Saturday, March 15, 2014

A few words about healing.....


The healing process from childhood sexual abuse can be long and arduous.  In fact I tell my clients they will have to walk through the fire to get to the other side.  This, of course, is terrifying.  "But remember, " I tell them, "you experienced this stuff first when you were smaller and much more vulnerable.  You can certainly survive remembering it".  That isn't to say I think all abuse survivors need to recover their memories.  For most, the memories simply need to be taken out of the box they've been stored in for so long and experienced, or felt about, mourned, raged for, etc.

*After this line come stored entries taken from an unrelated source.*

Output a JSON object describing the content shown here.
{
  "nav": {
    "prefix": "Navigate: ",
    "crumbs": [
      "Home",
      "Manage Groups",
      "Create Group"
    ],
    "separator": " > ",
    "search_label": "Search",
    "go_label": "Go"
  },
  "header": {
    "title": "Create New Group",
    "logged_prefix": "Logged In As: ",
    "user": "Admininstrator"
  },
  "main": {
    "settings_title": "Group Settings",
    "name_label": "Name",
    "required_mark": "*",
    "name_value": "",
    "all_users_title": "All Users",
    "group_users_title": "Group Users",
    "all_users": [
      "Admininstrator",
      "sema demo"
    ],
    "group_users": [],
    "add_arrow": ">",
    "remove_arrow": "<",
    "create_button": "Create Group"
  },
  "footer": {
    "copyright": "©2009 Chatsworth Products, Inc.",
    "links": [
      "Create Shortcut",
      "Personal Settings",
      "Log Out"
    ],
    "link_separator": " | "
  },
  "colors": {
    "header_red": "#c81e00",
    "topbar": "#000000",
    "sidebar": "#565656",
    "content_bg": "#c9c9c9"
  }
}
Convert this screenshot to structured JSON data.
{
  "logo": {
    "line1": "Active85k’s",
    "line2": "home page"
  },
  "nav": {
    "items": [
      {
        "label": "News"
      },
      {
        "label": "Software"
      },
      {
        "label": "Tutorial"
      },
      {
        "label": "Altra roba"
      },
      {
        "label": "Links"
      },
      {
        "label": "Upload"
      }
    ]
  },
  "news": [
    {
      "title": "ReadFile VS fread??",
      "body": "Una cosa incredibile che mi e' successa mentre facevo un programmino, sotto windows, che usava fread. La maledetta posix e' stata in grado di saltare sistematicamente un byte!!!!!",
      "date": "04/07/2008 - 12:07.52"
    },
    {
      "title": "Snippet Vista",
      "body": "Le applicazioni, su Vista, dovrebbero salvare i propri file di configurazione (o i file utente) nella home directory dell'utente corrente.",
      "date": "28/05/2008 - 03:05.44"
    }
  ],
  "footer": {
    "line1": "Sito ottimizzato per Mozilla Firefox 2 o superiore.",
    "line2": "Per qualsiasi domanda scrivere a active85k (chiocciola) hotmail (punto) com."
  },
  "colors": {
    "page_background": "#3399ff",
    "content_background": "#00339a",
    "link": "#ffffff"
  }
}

One thing that concerns me is that abuse survivors might take from the press, or from the many documentaries about child abuse, that recovery is illusive at best, and rarely achieved.  I wouldn't do the work I do if that were true.  Recovery, or "healing" can certainly happen.  And this is what it looks like:  It is when the abuse becomes part of the fabric of a person's history.  It no longer has the fire or the urgency it had when you were trying to suppress it, or minimize it's effects.  It no longer has the power to bring you to your knees weeping as it did during the intense "working through" phase of therapy.  Just like the scar that won't tan, or the arthritis in a long ago broken bone, it will be there, leaving you with some left over reminders, but you will be whole in spite of it.  I often think of my recovered self as being three dimensional, where I formerly was two dimensional.  Yes, I still get anxious at certain times of the year, and prefer to sit with my back to the wall in a restaurant, but I can live with these residual reminders.  The more serious effects of the abuse have resided.  I've watched others move on too.  They are taking the time to enjoy life, or are marveling at their new found emotional repertoires (when they used to experience only one or two emotions).

So my message to survivors beginning the healing journey is to take the documentaries and news stories for what they are.  They are promoting a message that doesn't present the whole picture.  And "whole" can be pretty good.